WHAT HIPAA ACTUALLY COVERS
HIPAA, passed in 1996, regulates only 'covered entities' — health plans, healthcare providers who bill electronically, and clearinghouses — plus their business associates. A consumer app that collects medical-looking data but never bills insurance or treats patients sits entirely outside the law.
THE CONSUMER-APP GAP
Fitness trackers, period apps, mental-health chatbots, and symptom loggers collect data more intimate than most doctor visits — and none of it is protected health information under federal law. The FTC's Health Breach Notification Rule fills part of the gap by requiring breach disclosure, but it does not restrict what apps can sell.

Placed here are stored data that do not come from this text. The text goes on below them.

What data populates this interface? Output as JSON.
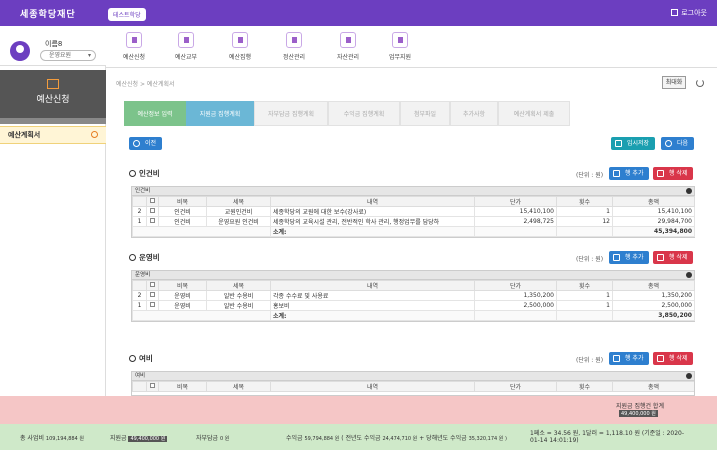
{
  "header": {
    "logo": "세종학당재단",
    "env_badge": "테스트학당",
    "logout": "로그아웃"
  },
  "profile": {
    "name": "이름8",
    "role": "운영요원"
  },
  "nav": [
    {
      "label": "예산신청"
    },
    {
      "label": "예산교부"
    },
    {
      "label": "예산집행"
    },
    {
      "label": "정산관리"
    },
    {
      "label": "자산관리"
    },
    {
      "label": "업무지원"
    }
  ],
  "sidebar": {
    "title": "예산신청",
    "item": "예산계획서"
  },
  "breadcrumb": "예산신청 > 예산계획서",
  "toolbar": {
    "maximize": "최대화",
    "prev": "이전",
    "save_temp": "임시저장",
    "next": "다음"
  },
  "steps": [
    {
      "label": "예산정보 입력"
    },
    {
      "label": "지원금 집행계획"
    },
    {
      "label": "자부담금 집행계획"
    },
    {
      "label": "수익금 집행계획"
    },
    {
      "label": "첨부파일"
    },
    {
      "label": "추가사항"
    },
    {
      "label": "예산계획서 제출"
    }
  ],
  "common": {
    "unit": "(단위 : 원)",
    "add_row": "행 추가",
    "del_row": "행 삭제",
    "subtotal": "소계:"
  },
  "columns": [
    "비목",
    "세목",
    "내역",
    "단가",
    "횟수",
    "총액"
  ],
  "sections": {
    "labor": {
      "title": "인건비",
      "caption": "인건비",
      "rows": [
        {
          "no": "2",
          "cat": "인건비",
          "sub": "교원인건비",
          "desc": "세종학당의 교원에 대한 보수(강사료)",
          "price": "15,410,100",
          "count": "1",
          "total": "15,410,100"
        },
        {
          "no": "1",
          "cat": "인건비",
          "sub": "운영요원 인건비",
          "desc": "세종학당의 교육시설 관리, 전반적인 학사 관리, 행정업무를 담당하",
          "price": "2,498,725",
          "count": "12",
          "total": "29,984,700"
        }
      ],
      "subtotal": "45,394,800"
    },
    "ops": {
      "title": "운영비",
      "caption": "운영비",
      "rows": [
        {
          "no": "2",
          "cat": "운영비",
          "sub": "일반 수용비",
          "desc": "각종 수수료 및 사용료",
          "price": "1,350,200",
          "count": "1",
          "total": "1,350,200"
        },
        {
          "no": "1",
          "cat": "운영비",
          "sub": "일반 수용비",
          "desc": "홍보비",
          "price": "2,500,000",
          "count": "1",
          "total": "2,500,000"
        }
      ],
      "subtotal": "3,850,200"
    },
    "reserve": {
      "title": "여비",
      "caption": "여비"
    }
  },
  "pink": {
    "label": "지원금 집행건 합계",
    "value": "49,400,000 원"
  },
  "footer": {
    "total_label": "총 사업비",
    "total_value": "109,194,884 원",
    "support_label": "지원금",
    "support_value": "49,400,000 원",
    "self_label": "자부담금",
    "self_value": "0 원",
    "income_label": "수익금",
    "income_value": "59,794,884 원",
    "income_detail_a": "( 전년도 수익금",
    "income_detail_b": "24,474,710 원",
    "income_detail_c": "+ 당해년도 수익금",
    "income_detail_d": "35,320,174 원 )",
    "rate_line1": "1페소 = 34.56 원, 1달러 = 1,118.10 원 (기준일 : 2020-",
    "rate_line2": "01-14 14:01:19)"
  }
}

WHY THE IMAGES HAVE A PRICE
AI training is the buyer. A labeled medical-image dataset of 150,000 samples would cost a startup hundreds of thousands of dollars to assemble through clinical partnerships and IRB review. Scraped consumer-app uploads bypass the consent, ethics review, and per-image labeling costs entirely.
THE EUROPEAN CONTRAST
Under the GDPR, health data is a 'special category' requiring explicit consent for each processing purpose — and sale to a third party would require a fresh consent, not a buried terms-of-service clause. California's CMIA and Washington's My Health My Data Act (2024) are the closest US analogues, but they apply only to residents of those states.
THE BANKRUPTCY LOOPHOLE
Even apps with strong privacy policies often carve out an exception for 'transfer of assets' in a sale or bankruptcy. When 23andMe filed for Chapter 11 in 2025, 15 million users' genetic profiles became assets the court could authorize a buyer to acquire — privacy promises do not survive a corporate death.